One of my ‘5 New Rings’ is to base the Olympic program on sports with universal accessibility. It is extremely lucrative becoming an Olympic sport, so sports should have to prove that they have a program to spread access, and not just to take part but to win. Those sports that cannot spread access, where the medals are always won by the same countries, are dropped.

More like this please

You could introduce new sports for a 12-year cycle with clear targets to meet in terms of access. Try out “Tug Of War;” it is difficult to think of a sport with fewer resources, mixed teams and potentially great fun to watch. Or there’s orienteering, which is running combined with map reading. Extend the running events, the most basic sport of all, to include a half-marathon, trail running, road relays. And why not darts? This is a poor person’s archery with none of the expensive kit or facilities. In such a way the Olympic program would be transformed, and if the sports prove popular, that’s for the better.

As an obsessive sports fan, I have some consistent defenses for when people ask me why I care so much about athletes I have never heard of playing sports I don’t usually pay attention to. Why do you love the Olympics so much?

I measure my life out in Olympics and still have the sticker album from the first I properly followed, Munich ‘72, to prove it. For all the Games’ faults, it’s a global festival of sport, many of which I will hardly follow between Games, but all brought together for a feat for a fortnight and a bit. Games that make heroes, and heroines, ours and others. Races on the track, in the pool, around the velodrome you never forget, connected to stories off the track, outside the pool. It’s because I love sport that I wrote the book.

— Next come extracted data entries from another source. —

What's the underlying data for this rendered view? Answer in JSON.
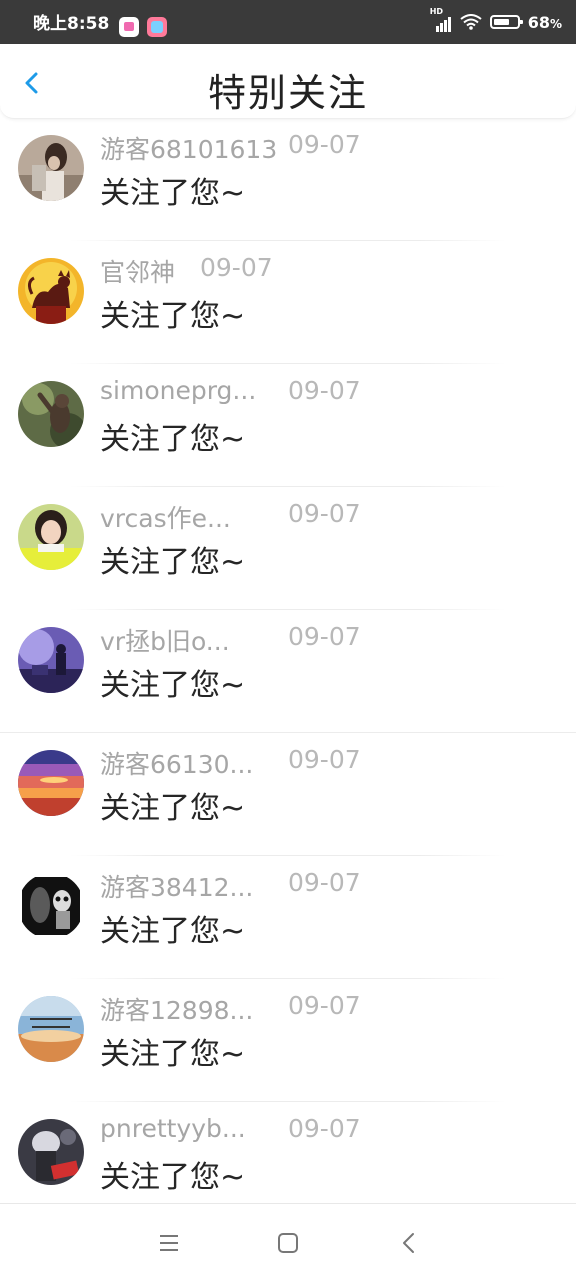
{
  "status_bar": {
    "time": "晚上8:58",
    "network_label": "HD",
    "battery_percent": "68",
    "battery_unit": "%",
    "battery_level": 0.68,
    "icons": [
      "app-icon-notes",
      "app-icon-gallery",
      "signal-icon",
      "wifi-icon",
      "battery-icon"
    ]
  },
  "header": {
    "back_icon": "chevron-left-icon",
    "title": "特别关注",
    "accent_color": "#1e9be8"
  },
  "items": [
    {
      "name": "游客68101613",
      "date": "09-07",
      "message": "关注了您~"
    },
    {
      "name": "官邻神",
      "date": "09-07",
      "message": "关注了您~"
    },
    {
      "name": "simoneprg...",
      "date": "09-07",
      "message": "关注了您~"
    },
    {
      "name": "vrcas作e...",
      "date": "09-07",
      "message": "关注了您~"
    },
    {
      "name": "vr拯b旧o...",
      "date": "09-07",
      "message": "关注了您~"
    },
    {
      "name": "游客66130...",
      "date": "09-07",
      "message": "关注了您~"
    },
    {
      "name": "游客38412...",
      "date": "09-07",
      "message": "关注了您~"
    },
    {
      "name": "游客12898...",
      "date": "09-07",
      "message": "关注了您~"
    },
    {
      "name": "pnrettyyb...",
      "date": "09-07",
      "message": "关注了您~"
    }
  ],
  "nav_bar": {
    "icons": [
      "menu-icon",
      "home-square-icon",
      "back-chevron-icon"
    ]
  }
}
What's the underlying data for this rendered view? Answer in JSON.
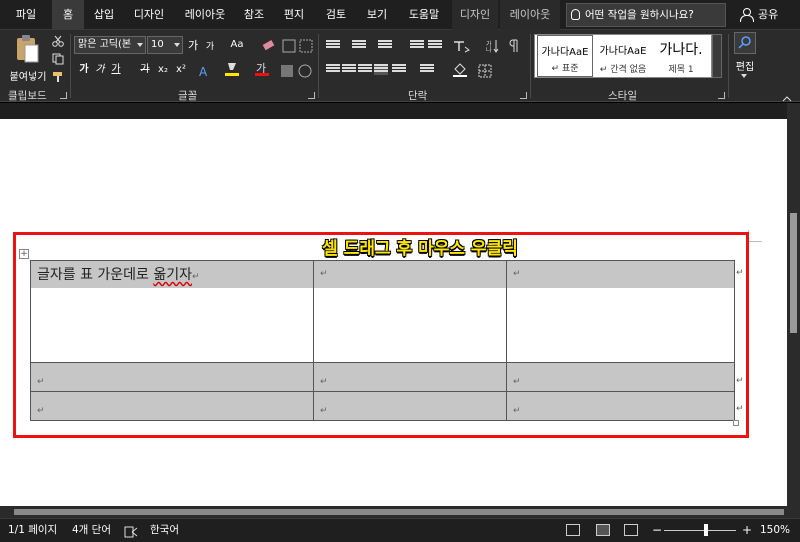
{
  "tabs": [
    {
      "label": "파일"
    },
    {
      "label": "홈"
    },
    {
      "label": "삽입"
    },
    {
      "label": "디자인"
    },
    {
      "label": "레이아웃"
    },
    {
      "label": "참조"
    },
    {
      "label": "편지"
    },
    {
      "label": "검토"
    },
    {
      "label": "보기"
    },
    {
      "label": "도움말"
    },
    {
      "label": "디자인"
    },
    {
      "label": "레이아웃"
    }
  ],
  "tell_me": "어떤 작업을 원하시나요?",
  "share": "공유",
  "ribbon": {
    "paste": "붙여넣기",
    "font_name": "맑은 고딕(본",
    "font_size": "10",
    "grow": "가",
    "shrink": "가",
    "case": "Aa",
    "bold": "가",
    "italic": "가",
    "underline": "가",
    "strike": "가",
    "sub": "x₂",
    "sup": "x²",
    "groups": {
      "clipboard": "클립보드",
      "font": "글꼴",
      "paragraph": "단락",
      "styles": "스타일",
      "editing": "편집"
    },
    "styles": [
      {
        "sample": "가나다AaE",
        "name": "↵ 표준"
      },
      {
        "sample": "가나다AaE",
        "name": "↵ 간격 없음"
      },
      {
        "sample": "가나다.",
        "name": "제목 1"
      }
    ]
  },
  "document": {
    "annotation": "셀 드래그 후 마우스 우클릭",
    "cell_text": "글자를 표 가운데로 ",
    "cell_text_wavy": "옮기자",
    "paragraph_mark": "↵"
  },
  "status": {
    "page": "1/1 페이지",
    "words": "4개 단어",
    "language": "한국어",
    "zoom": "150%",
    "zoom_level": 0.58
  }
}
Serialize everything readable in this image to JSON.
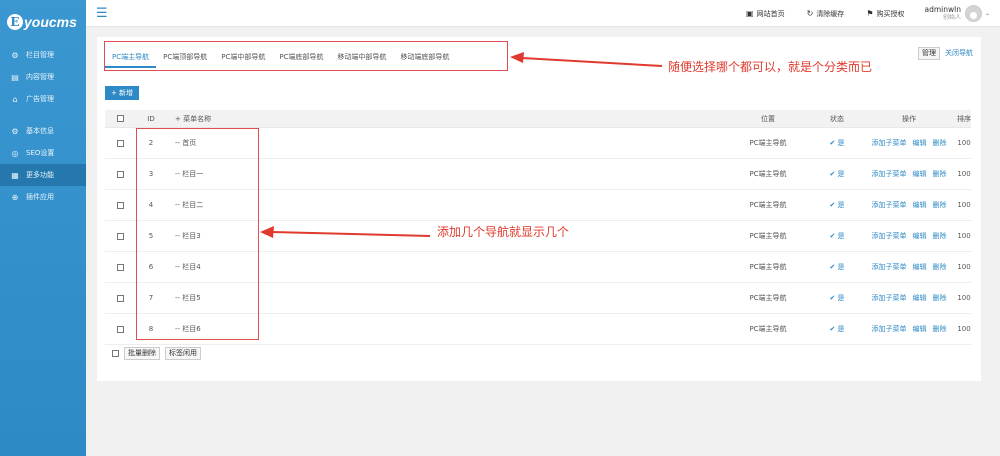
{
  "brand": {
    "mark": "E",
    "text": "youcms"
  },
  "sidebar": {
    "groups": [
      [
        {
          "icon": "gear-icon",
          "label": "栏目管理"
        },
        {
          "icon": "document-icon",
          "label": "内容管理"
        },
        {
          "icon": "home-icon",
          "label": "广告管理"
        }
      ],
      [
        {
          "icon": "settings-icon",
          "label": "基本信息"
        },
        {
          "icon": "seo-icon",
          "label": "SEO设置"
        },
        {
          "icon": "grid-icon",
          "label": "更多功能",
          "active": true
        },
        {
          "icon": "plugin-icon",
          "label": "插件应用"
        }
      ]
    ]
  },
  "topbar": {
    "links": [
      {
        "icon": "monitor-icon",
        "label": "网站首页"
      },
      {
        "icon": "refresh-icon",
        "label": "清除缓存"
      },
      {
        "icon": "bookmark-icon",
        "label": "购买授权"
      }
    ],
    "user": {
      "name": "adminwln",
      "role": "创始人"
    }
  },
  "tabs": [
    "PC端主导航",
    "PC端顶部导航",
    "PC端中部导航",
    "PC端底部导航",
    "移动端中部导航",
    "移动端底部导航"
  ],
  "actions": {
    "manage": "管理",
    "close_nav": "关闭导航",
    "add": "+ 新增"
  },
  "table": {
    "headers": {
      "id": "ID",
      "name": "+ 菜单名称",
      "position": "位置",
      "status": "状态",
      "ops": "操作",
      "sort": "排序"
    },
    "rows": [
      {
        "id": "2",
        "name": "-- 首页",
        "position": "PC端主导航",
        "status": "是",
        "sort": "100"
      },
      {
        "id": "3",
        "name": "-- 栏目一",
        "position": "PC端主导航",
        "status": "是",
        "sort": "100"
      },
      {
        "id": "4",
        "name": "-- 栏目二",
        "position": "PC端主导航",
        "status": "是",
        "sort": "100"
      },
      {
        "id": "5",
        "name": "-- 栏目3",
        "position": "PC端主导航",
        "status": "是",
        "sort": "100"
      },
      {
        "id": "6",
        "name": "-- 栏目4",
        "position": "PC端主导航",
        "status": "是",
        "sort": "100"
      },
      {
        "id": "7",
        "name": "-- 栏目5",
        "position": "PC端主导航",
        "status": "是",
        "sort": "100"
      },
      {
        "id": "8",
        "name": "-- 栏目6",
        "position": "PC端主导航",
        "status": "是",
        "sort": "100"
      }
    ],
    "ops": [
      "添加子菜单",
      "编辑",
      "删除"
    ]
  },
  "footer": {
    "batch_delete": "批量删除",
    "mark_unused": "标签闲用"
  },
  "annotations": {
    "tabs_note": "随便选择哪个都可以，就是个分类而已",
    "rows_note": "添加几个导航就显示几个"
  },
  "colors": {
    "primary": "#2e8ac6",
    "annotation": "#e03a2e"
  }
}
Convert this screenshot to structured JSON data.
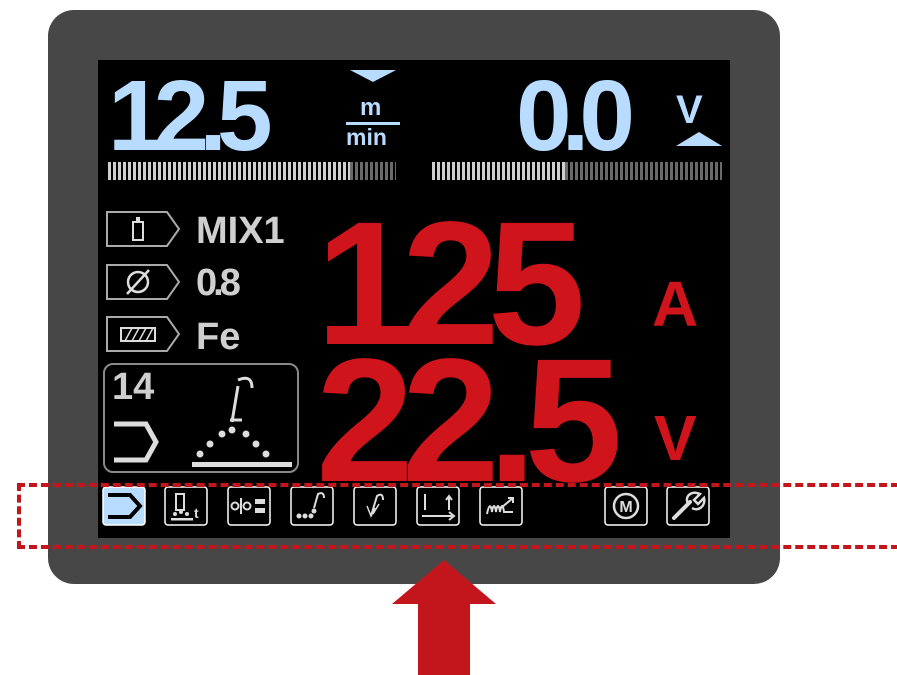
{
  "wire_speed": {
    "value": "12.5",
    "unit_top": "m",
    "unit_bottom": "min",
    "bar_level": 0.84
  },
  "arc_voltage": {
    "value": "0.0",
    "unit": "V",
    "bar_level": 0.46
  },
  "process": {
    "gas": "MIX1",
    "wire_diameter": "0.8",
    "material": "Fe",
    "program_number": "14",
    "gas_icon": "gas-cylinder-icon",
    "diameter_icon": "diameter-icon",
    "material_icon": "material-plate-icon"
  },
  "current": {
    "value": "125",
    "unit": "A"
  },
  "voltage": {
    "value": "22.5",
    "unit": "V"
  },
  "toolbar": [
    {
      "icon": "trigger-2step-icon",
      "active": true
    },
    {
      "icon": "spot-timer-icon",
      "active": false
    },
    {
      "icon": "inductance-icon",
      "active": false
    },
    {
      "icon": "run-in-icon",
      "active": false
    },
    {
      "icon": "burnback-icon",
      "active": false
    },
    {
      "icon": "crater-icon",
      "active": false
    },
    {
      "icon": "hot-start-icon",
      "active": false
    },
    {
      "icon": "memory-icon",
      "label": "M",
      "active": false
    },
    {
      "icon": "settings-wrench-icon",
      "active": false
    }
  ],
  "colors": {
    "bezel": "#474747",
    "screen": "#000000",
    "blue": "#b8dcff",
    "red": "#d0141c",
    "highlight": "#c3161c"
  }
}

Of course sport can be bad, but I reject the nihilism of those who cannot understand that it is a space for contestation too. Global corporate power has taken over sport but that doesn’t mean it cannot be challenged. I’m neither anti-sport nor against the Olympics, I’m for a better Games for all. The failure of politicians to offer any kind of alternative to what London 2012 has become means that when the promises are broken sport will suffer.